"If I don't confess," thought Berel, wrestling in spirit with temptation, "I risk my world-to-come.... If I do confess, what will my Chantzeh-Leah say to it? He writes, either the wedding takes place, or the contract is dissolved! And what shall I do, when his father gets to hear about it? There will be a stain on my character, the marriage contract will be annulled, and I shall be left ... without my good name and ... with my ugly old maid....
"What is to be done? Help! What is to be done?"
The people began to gather in the Shool. The reader of the Morning Service intoned "He is Lord of the Universe" to the special Yom Kippur tune, a few householders and young men supported him, and Berel heard through it all only, Help! What is to be done?

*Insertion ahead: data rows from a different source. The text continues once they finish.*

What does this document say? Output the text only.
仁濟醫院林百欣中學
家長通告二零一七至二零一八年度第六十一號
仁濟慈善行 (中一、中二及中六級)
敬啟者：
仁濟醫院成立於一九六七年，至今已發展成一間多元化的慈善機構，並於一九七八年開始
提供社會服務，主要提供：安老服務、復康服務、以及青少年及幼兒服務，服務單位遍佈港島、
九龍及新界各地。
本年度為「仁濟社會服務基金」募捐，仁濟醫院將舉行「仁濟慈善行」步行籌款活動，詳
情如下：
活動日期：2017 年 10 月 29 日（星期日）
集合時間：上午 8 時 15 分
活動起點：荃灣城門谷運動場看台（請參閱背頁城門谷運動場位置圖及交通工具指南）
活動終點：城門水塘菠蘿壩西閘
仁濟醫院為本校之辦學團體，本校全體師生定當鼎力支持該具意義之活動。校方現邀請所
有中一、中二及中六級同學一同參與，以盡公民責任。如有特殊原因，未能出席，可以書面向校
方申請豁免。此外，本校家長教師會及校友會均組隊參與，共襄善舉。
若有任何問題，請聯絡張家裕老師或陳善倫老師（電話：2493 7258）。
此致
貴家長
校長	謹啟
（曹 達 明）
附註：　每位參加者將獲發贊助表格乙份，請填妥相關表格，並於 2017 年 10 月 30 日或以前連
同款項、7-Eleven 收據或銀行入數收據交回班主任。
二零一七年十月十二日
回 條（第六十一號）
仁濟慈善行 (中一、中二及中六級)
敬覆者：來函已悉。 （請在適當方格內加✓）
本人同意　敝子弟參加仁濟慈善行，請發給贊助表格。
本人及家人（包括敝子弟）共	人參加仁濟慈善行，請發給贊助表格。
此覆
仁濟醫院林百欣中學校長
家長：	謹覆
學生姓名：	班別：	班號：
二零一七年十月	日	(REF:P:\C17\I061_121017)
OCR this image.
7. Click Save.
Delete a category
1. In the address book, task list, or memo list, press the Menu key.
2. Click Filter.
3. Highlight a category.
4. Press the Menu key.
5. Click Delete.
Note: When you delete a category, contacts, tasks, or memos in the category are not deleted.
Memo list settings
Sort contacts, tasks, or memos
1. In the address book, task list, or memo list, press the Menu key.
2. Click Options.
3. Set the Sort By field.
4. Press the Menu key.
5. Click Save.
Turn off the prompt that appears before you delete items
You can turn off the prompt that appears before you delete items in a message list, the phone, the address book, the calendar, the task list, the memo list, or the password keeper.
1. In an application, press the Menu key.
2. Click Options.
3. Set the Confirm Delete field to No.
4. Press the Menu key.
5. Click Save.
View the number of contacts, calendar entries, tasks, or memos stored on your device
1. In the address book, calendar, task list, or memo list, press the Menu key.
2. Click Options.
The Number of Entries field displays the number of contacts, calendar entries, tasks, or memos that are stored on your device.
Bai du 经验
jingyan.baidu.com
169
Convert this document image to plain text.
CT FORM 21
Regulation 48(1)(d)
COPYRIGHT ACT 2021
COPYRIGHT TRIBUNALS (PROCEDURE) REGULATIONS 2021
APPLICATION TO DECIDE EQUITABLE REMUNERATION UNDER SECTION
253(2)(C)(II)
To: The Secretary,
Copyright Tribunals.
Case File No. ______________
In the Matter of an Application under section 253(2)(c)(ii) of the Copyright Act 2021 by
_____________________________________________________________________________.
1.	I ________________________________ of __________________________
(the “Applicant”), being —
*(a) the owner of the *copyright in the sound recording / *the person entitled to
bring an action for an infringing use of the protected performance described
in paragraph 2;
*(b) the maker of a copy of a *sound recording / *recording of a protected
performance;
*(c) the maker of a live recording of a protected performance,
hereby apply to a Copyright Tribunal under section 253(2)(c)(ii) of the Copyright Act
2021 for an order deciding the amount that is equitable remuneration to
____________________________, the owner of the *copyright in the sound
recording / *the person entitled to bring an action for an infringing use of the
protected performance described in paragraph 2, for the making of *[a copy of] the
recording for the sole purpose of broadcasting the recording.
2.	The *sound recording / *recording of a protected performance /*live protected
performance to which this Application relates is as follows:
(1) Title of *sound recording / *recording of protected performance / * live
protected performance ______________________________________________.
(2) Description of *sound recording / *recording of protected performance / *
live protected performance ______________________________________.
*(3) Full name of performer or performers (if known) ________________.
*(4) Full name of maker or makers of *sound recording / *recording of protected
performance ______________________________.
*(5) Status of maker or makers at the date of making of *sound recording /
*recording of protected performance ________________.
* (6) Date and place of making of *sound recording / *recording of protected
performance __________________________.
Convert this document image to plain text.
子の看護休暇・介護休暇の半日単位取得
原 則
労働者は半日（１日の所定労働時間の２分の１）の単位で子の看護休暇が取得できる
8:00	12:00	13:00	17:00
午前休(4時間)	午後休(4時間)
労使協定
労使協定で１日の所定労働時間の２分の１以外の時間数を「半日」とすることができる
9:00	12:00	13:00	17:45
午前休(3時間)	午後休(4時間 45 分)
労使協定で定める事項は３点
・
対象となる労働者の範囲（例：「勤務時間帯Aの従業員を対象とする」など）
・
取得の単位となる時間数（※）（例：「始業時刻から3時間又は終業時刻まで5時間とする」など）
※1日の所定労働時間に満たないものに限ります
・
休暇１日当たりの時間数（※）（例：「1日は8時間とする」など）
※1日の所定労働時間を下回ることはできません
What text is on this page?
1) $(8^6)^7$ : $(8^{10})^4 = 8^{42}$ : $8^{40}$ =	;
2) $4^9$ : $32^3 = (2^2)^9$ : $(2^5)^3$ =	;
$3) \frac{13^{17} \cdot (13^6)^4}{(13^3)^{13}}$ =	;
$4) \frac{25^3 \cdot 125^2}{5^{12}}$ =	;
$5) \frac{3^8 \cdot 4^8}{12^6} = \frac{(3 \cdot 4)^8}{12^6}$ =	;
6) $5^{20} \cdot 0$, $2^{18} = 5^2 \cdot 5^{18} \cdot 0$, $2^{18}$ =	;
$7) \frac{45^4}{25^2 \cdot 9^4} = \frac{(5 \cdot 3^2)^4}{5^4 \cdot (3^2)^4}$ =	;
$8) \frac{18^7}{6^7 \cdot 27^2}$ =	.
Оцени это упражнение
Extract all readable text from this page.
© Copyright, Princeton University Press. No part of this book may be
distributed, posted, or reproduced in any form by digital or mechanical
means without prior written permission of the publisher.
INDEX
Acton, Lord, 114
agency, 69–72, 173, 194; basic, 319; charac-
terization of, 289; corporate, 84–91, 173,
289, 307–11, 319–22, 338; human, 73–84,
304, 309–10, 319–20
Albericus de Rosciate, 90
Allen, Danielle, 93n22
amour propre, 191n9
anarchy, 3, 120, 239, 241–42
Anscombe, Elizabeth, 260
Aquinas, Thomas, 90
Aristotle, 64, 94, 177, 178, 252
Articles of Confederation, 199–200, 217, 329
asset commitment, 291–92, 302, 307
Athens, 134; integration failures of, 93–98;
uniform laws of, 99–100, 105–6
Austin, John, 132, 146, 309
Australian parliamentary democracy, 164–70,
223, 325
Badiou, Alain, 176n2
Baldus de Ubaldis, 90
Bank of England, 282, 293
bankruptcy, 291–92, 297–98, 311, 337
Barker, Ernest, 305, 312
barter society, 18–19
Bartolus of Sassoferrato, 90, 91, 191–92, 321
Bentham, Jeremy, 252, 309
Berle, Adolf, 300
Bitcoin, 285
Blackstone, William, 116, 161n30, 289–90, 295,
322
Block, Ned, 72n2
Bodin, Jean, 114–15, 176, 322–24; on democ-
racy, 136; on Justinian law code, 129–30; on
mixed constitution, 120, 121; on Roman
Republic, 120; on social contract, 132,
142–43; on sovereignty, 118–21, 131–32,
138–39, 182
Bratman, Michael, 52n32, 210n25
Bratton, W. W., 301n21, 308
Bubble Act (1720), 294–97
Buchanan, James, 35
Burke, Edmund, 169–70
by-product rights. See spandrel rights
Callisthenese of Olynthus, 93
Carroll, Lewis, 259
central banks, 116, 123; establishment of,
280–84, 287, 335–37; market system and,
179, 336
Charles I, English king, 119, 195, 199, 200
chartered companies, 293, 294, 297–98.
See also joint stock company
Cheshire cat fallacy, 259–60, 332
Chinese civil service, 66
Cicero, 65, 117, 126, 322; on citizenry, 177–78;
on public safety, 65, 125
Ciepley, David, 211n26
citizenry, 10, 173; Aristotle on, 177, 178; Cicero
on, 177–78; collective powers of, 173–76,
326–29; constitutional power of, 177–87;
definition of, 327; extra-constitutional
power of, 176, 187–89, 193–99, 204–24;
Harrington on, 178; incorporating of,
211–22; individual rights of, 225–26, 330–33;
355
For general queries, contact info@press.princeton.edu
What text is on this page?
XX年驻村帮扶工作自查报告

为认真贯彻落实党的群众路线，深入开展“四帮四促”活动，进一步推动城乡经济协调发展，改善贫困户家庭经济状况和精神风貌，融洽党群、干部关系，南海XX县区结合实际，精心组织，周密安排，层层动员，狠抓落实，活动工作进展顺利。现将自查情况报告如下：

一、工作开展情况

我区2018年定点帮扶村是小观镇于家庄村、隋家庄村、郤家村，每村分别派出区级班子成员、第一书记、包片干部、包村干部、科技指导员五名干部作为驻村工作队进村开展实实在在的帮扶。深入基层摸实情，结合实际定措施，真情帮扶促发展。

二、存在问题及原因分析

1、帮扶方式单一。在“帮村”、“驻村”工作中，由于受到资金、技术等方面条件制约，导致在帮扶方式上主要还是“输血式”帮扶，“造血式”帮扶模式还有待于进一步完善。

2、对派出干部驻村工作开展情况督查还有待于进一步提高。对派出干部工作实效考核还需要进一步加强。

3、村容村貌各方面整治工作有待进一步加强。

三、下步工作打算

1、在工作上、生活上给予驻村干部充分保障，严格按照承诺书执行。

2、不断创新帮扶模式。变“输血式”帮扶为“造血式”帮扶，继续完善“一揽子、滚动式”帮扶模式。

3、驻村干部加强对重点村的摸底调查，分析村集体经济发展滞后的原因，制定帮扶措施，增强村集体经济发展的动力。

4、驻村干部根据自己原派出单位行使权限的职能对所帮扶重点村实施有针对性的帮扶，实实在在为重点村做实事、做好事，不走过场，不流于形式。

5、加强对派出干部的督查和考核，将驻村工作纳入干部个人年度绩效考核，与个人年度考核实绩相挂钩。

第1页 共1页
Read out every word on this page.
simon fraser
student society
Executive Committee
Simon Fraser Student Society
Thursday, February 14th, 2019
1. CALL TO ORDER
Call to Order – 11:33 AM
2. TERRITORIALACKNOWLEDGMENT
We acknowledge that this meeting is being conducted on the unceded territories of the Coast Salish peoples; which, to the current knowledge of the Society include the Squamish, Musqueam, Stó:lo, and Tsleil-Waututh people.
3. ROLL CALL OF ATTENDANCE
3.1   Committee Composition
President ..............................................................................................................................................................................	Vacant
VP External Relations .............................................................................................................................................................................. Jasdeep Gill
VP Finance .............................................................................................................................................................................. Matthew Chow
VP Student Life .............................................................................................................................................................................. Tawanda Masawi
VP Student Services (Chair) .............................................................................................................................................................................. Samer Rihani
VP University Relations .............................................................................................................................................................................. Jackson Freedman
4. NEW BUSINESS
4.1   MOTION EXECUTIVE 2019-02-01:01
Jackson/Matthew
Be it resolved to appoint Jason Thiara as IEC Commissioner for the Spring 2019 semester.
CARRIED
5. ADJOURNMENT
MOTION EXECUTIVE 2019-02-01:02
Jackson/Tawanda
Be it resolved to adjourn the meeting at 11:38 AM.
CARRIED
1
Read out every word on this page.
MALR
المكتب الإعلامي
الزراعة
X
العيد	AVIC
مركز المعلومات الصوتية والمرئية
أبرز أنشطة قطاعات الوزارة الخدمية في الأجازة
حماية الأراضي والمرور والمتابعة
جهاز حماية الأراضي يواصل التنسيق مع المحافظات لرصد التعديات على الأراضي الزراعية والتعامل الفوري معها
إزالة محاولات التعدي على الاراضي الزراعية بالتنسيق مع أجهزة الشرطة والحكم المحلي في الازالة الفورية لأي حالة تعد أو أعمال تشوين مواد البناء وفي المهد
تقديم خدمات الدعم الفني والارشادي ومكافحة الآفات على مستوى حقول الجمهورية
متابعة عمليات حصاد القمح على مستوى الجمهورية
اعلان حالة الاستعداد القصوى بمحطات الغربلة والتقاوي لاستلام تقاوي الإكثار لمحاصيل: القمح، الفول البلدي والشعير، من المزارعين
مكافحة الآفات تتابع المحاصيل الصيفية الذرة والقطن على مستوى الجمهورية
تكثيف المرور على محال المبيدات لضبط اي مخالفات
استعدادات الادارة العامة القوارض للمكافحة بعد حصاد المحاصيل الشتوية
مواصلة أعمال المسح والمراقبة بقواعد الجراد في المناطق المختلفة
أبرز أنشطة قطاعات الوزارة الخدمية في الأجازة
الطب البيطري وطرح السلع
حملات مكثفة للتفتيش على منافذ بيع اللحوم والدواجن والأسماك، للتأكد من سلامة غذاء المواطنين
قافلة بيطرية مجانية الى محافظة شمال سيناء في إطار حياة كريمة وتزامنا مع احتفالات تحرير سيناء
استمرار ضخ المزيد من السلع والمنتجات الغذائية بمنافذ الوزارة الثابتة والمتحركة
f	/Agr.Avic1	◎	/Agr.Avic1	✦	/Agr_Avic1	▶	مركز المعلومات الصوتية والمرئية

And suddenly he beheld Moisheh Chalfon.
Berel quickly rose from his place, he wanted to make a rush at Moisheh Chalfon. But after all he remained where he was, and sat down again.
"I must first think it over, and discuss it with my Chantzeh-Leah," was Berel's decision.
Berel stood up to pray with the congregation. He was again wishful to pray with fervor, to collect his thoughts, and attend to the meaning of the words, but try as he would, he couldn't! Quite other things came into his head: a dream, a fair, a horse, Moisheh Chalfon, Chantzeh-Leah, oats, barley, this world and the next were all mixed up together in his mind, and the words of the prayers skipped about like black patches before his eyes. He wanted to say he was sorry, to cry, but he only made curious grimaces, and could not squeeze out so much as a single tear.
Berel was very dissatisfied with himself. He finished the Morning Prayer, stood through the Additional Service, and proceeded to devour the long Piyyutim.
The question, What is to be done? left him no peace, and he was really reciting the Piyyutim to try and stupefy himself, to dull his brain.
So it went on till U-Nesanneh Toikef.